The researchers point out that middle-C is 261 Hz, and male and female voice frequencies range up to 200 and 400 Hz respectively. Thus, large groups of people singing in choirs, chanting in churches or listening at a rock concert may be triggering extremely ancient responses that are vestiges of our evolutionary past.

(Editor’s Note: Information on the function of the sacculus as it relates to ultrasonic hearing devices can also be found in Staab et al.’s article (Feb. ‘98 HR) on “audible ultrasound” and Lenhardt’s article (March ‘98 HR) on the potential danger of ultrasonic signals.)

New Scientist
2/19/00, No. 2226: 11


Listen Up

By Neil Boyce

This article describes research being done by Ashley Harkrider at the Univ. of Tennessee in Knoxville relative to the effects of nicotine on hearing. In recent years, contradictory research about the effects of nicotine on hearing and sound processing have been published, with some studies suggesting that smoking increases auditory sensitivity and other studies indicating that it decreases the effectiveness of signal processing.

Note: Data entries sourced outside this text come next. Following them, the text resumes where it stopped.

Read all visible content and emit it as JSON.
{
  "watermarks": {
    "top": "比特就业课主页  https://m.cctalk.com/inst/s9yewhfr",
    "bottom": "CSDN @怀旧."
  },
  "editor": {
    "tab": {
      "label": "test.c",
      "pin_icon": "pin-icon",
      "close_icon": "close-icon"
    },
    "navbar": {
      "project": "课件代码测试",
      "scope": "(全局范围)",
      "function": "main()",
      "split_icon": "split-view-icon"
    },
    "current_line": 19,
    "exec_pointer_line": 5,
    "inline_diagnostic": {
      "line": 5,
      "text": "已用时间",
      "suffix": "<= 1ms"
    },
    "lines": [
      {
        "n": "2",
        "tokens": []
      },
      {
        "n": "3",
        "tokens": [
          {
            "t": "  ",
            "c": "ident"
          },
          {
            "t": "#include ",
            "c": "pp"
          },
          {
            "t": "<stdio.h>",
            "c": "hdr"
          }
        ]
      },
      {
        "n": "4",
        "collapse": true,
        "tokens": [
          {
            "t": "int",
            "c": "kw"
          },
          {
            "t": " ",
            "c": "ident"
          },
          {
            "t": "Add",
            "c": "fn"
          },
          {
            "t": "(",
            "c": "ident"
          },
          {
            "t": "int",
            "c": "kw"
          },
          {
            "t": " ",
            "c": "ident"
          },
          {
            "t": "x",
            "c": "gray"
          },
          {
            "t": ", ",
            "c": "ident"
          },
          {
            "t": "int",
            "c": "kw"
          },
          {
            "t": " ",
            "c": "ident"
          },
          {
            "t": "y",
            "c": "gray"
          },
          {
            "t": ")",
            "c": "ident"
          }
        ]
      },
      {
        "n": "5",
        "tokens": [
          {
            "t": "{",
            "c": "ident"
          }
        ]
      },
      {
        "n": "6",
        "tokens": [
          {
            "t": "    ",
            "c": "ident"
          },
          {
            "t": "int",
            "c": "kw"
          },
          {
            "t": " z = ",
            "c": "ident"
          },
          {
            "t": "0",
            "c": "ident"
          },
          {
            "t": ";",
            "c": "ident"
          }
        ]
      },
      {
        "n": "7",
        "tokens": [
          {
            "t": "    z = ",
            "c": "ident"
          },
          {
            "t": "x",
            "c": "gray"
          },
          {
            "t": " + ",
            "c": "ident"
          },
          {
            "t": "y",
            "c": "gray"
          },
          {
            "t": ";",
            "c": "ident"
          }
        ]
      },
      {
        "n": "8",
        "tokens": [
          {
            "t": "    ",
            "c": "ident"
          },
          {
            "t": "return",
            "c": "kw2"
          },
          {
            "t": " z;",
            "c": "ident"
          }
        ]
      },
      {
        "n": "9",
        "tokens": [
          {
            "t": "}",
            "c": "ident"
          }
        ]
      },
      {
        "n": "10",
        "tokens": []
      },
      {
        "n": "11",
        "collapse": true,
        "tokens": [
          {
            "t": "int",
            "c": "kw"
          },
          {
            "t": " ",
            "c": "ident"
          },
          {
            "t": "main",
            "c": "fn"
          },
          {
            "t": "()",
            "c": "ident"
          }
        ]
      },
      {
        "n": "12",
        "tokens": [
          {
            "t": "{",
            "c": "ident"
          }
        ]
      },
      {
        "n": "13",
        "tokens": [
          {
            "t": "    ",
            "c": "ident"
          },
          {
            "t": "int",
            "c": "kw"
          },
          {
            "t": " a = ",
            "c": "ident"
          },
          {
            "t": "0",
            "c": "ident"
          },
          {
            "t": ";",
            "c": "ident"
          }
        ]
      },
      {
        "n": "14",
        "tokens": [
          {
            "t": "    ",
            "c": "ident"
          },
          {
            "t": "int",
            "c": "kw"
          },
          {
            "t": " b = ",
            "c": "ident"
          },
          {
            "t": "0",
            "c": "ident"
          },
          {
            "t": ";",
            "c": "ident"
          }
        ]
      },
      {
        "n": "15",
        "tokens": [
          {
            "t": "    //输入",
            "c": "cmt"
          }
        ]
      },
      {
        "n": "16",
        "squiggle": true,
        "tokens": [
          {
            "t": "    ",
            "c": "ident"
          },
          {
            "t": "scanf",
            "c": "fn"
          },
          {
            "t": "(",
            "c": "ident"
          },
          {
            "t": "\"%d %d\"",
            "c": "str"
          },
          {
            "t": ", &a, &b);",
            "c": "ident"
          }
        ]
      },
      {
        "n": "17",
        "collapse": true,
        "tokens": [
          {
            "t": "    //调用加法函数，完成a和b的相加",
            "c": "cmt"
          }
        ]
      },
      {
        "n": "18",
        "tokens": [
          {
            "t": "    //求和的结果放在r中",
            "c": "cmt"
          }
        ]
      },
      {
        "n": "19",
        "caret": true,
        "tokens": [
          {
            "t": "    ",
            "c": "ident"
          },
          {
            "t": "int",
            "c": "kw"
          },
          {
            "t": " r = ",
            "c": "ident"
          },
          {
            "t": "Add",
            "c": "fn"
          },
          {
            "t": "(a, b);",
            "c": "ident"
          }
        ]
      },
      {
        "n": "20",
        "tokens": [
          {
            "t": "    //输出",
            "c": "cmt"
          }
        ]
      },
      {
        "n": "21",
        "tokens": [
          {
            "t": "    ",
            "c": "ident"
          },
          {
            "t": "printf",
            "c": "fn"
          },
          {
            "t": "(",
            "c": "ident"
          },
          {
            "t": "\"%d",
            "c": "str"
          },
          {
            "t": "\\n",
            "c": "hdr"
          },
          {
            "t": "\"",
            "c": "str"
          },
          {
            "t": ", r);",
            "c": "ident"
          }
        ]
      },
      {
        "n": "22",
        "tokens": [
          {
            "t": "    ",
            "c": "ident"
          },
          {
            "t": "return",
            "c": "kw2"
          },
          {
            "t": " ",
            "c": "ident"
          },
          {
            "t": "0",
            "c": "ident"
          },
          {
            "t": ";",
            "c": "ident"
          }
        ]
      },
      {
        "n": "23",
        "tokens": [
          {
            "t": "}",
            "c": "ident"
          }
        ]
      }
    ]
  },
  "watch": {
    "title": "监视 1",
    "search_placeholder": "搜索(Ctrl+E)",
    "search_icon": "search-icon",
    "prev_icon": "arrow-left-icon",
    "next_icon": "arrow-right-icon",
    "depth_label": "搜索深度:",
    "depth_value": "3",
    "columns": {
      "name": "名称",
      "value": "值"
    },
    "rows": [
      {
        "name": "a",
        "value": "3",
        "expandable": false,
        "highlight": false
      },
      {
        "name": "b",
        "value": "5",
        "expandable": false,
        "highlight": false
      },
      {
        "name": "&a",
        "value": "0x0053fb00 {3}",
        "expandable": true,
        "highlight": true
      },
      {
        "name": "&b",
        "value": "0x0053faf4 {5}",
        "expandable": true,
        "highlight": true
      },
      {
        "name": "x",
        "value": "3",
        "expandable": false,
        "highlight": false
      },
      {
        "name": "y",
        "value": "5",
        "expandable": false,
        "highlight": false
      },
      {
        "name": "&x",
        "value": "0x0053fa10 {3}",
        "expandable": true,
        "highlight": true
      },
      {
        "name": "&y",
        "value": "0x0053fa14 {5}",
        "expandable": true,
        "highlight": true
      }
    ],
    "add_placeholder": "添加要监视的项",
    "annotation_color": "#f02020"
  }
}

Harkrider had 20 non-smoker volunteers wear a nicotine patch and monitored their auditory brain impulses as they were listening in different types of noise. Her data indicates that nicotine may enhance the activity of neural pathways that helps the brain filter out unimportant repetitive sounds: “It may end up that the controlled use of nicotine will be beneficial in some types of hearing loss or diseases of the auditory system,” states Harkrider.

But before anyone rushes out of the office to light up a cancer-stick to better cope with adverse signal-to-noise ratios, Harkrider cautions that her study only applies to nicotine; the other nasty compounds found in cigarettes may very well be detrimental to a person’s hearing.